A la espera de saber cuál será el veredicto en el caso del juicio de Asunta, la responsabilidad de decidir sobre si los padres de la niña pasan los próximos 20 años de sus vidas en una cárcel o en libertad recaerá a partir de este lunes sobre cinco hombres y cuatro mujeres. Hay jubilados, amas de casa y veinteañeros, un jurado ecléctico. Durante las cuatro semanas que han durado las sesiones los jurados han apuntado datos en los cuadernos que les entregaron en la Audiencia, han formulado preguntas a través del magistrado presidente y se han desesperado cuando alguna sesión culminaba a las nueve de la noche. Habitualmente, a eso de las doce de la mañana se hacía un descanso de media hora. A veinte metros de la sala de prensa donde una treintena de informadores nos congregábamos, los jurados podían elegir entre café, té, bollos, empanada y sándwiches, dependiendo del día. Si la jornada se alargaba a la tarde todos bajaban juntos a comer a un restaurante cercano. A su disposición el menú, con dos primeros y dos segundos.

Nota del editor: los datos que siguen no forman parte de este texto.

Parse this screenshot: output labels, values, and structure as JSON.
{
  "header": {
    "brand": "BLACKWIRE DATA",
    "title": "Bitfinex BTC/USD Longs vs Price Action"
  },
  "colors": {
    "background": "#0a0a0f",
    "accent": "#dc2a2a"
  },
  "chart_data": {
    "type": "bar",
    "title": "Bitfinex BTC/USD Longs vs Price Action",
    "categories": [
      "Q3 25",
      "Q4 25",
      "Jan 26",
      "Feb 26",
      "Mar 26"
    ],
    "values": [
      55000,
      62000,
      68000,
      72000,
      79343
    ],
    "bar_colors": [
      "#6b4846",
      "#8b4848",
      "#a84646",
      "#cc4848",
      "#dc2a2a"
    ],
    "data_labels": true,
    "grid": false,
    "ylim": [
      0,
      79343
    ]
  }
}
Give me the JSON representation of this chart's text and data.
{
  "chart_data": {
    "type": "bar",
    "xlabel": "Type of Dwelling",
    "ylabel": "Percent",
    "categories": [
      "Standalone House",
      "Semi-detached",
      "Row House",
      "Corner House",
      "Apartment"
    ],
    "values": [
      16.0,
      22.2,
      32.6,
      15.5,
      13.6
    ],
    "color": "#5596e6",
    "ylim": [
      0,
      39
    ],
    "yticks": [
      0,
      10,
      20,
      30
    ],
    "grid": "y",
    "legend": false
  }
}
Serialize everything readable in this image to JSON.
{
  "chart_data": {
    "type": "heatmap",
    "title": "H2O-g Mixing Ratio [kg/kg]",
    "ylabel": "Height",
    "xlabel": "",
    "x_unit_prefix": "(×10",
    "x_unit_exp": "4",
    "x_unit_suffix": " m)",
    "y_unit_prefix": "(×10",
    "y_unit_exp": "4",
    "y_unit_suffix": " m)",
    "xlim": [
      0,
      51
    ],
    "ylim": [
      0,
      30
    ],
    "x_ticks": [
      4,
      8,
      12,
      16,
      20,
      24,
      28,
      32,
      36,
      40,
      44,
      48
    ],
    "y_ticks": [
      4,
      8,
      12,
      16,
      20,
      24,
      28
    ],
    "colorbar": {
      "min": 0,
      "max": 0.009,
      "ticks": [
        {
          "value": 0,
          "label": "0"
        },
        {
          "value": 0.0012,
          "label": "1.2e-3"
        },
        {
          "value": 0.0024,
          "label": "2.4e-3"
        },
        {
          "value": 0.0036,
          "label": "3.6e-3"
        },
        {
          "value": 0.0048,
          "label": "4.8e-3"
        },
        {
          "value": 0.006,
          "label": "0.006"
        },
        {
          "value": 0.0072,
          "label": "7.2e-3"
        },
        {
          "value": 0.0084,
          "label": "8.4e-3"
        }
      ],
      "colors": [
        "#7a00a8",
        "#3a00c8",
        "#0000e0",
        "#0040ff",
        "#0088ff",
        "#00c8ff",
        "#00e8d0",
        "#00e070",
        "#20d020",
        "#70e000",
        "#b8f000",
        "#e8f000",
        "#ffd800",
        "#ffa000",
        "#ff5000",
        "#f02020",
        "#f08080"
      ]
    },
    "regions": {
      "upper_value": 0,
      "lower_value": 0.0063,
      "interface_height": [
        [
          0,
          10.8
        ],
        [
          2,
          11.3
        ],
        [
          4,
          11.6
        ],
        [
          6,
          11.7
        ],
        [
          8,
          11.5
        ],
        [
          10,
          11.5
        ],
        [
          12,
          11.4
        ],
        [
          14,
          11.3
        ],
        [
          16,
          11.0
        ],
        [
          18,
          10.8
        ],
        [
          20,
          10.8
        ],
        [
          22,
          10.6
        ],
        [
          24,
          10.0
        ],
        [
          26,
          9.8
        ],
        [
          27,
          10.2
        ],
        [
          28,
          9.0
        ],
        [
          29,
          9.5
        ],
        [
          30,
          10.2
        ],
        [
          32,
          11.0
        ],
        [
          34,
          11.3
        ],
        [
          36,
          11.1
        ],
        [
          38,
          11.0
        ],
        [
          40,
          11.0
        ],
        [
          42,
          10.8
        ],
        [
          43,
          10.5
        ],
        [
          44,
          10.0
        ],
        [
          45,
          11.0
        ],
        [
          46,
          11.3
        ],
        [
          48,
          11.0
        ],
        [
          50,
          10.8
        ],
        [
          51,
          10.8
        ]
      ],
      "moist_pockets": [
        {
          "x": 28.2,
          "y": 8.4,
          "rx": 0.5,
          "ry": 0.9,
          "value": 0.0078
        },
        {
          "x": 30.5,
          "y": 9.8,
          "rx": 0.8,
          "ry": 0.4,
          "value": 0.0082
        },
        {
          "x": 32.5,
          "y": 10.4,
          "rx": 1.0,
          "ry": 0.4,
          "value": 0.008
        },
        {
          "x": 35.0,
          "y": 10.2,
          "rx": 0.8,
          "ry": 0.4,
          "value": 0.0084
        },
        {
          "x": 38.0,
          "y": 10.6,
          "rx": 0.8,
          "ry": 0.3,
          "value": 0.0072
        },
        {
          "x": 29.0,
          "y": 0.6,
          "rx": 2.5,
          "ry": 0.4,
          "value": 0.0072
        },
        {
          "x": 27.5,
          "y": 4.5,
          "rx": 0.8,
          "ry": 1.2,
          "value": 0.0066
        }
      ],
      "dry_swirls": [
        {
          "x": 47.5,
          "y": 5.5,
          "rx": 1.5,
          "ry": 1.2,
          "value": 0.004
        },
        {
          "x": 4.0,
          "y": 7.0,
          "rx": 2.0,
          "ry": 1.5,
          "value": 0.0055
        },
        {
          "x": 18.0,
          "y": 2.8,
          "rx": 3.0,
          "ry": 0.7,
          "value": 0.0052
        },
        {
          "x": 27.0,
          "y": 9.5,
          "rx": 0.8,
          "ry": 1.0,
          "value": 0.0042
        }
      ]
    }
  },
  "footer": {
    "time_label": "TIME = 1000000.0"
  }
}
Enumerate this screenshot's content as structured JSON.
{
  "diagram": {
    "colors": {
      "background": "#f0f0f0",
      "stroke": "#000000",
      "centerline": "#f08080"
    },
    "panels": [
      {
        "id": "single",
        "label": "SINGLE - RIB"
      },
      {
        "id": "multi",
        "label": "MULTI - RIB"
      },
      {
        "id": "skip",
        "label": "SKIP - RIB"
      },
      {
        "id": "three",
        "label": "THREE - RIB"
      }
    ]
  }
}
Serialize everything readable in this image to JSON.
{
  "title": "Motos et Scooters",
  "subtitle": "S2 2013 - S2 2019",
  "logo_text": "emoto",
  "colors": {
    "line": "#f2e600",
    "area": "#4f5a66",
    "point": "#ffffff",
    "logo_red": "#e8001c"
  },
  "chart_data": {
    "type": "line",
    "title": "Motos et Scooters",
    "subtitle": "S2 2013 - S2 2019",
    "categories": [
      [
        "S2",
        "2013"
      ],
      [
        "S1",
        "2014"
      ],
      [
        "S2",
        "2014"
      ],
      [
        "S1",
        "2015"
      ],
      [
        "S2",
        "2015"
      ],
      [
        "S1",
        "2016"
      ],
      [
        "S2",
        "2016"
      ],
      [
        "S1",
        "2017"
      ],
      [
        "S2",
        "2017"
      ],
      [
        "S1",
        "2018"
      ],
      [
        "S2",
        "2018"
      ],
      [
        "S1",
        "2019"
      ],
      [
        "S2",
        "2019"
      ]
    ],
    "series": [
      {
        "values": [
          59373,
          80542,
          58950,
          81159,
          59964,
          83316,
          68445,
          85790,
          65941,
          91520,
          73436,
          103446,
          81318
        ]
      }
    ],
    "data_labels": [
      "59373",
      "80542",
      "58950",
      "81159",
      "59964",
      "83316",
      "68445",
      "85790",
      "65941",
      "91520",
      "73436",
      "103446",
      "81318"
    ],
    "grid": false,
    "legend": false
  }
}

Este fin de semana, los nueve jurados lo tienen libre. Pueden charlar con los amigos, salir a bailar, leer la prensa e incluso asistir a misa en la Catedral. No les está prohibido cambiar impresiones del caso ni tampoco leer las crónicas que se publiquen. Queda a su criterio. El lunes, el juez y los abogados terminarán de perfilar el objeto del veredicto. ¿Qué es? Son las preguntas que el jurado debe responder y que servirán, en función de lo que se conteste, para establecer la culpabilidad o la inocencia de los acusados. Una de las cuestiones que se les puede plantear es la siguiente: «Durante los meses anteriores a la muerte de Asunta, la niña fue drogada en cuatro ocasiones con altas dosis de Orfidal que siempre compraba Alfonso Basterra, concretamente 175 pastillas los días 5, 17 y 22 de julio y 16 de septiembre. En todas esas ocasiones, Asunta dormía en casa de su padre». El jurado deberá decidir si la afirmación es verdadera o falsa y argumentar por qué. En este caso la respuesta es sencilla. Los resultados de los análisis de pelo realizados por los expertos determinan que la menor consumió grandes dosis de Lorazepam en los tres meses anteriores a su fallecimiento. El propio Alfonso, durante la investigación, reconoció que su hija durmió esos días con él, aunque en el juicio ha modificado su testimonio y señala que tres de esas noches las pasó con su madre. Hay profesoras que presenciaron cómo el padre la llevaba a clase en un estado deplorable y así lo contaron en el juicio; Basterra reconoció haber comprado las cajas de medicamentos y las farmacéuticas habérselas dispensado. Parece sencillo hasta que se llega al día del crimen. Es entonces cuando surgen algunas dudas o faltan datos que pueden provocar discrepancias entre los jurados.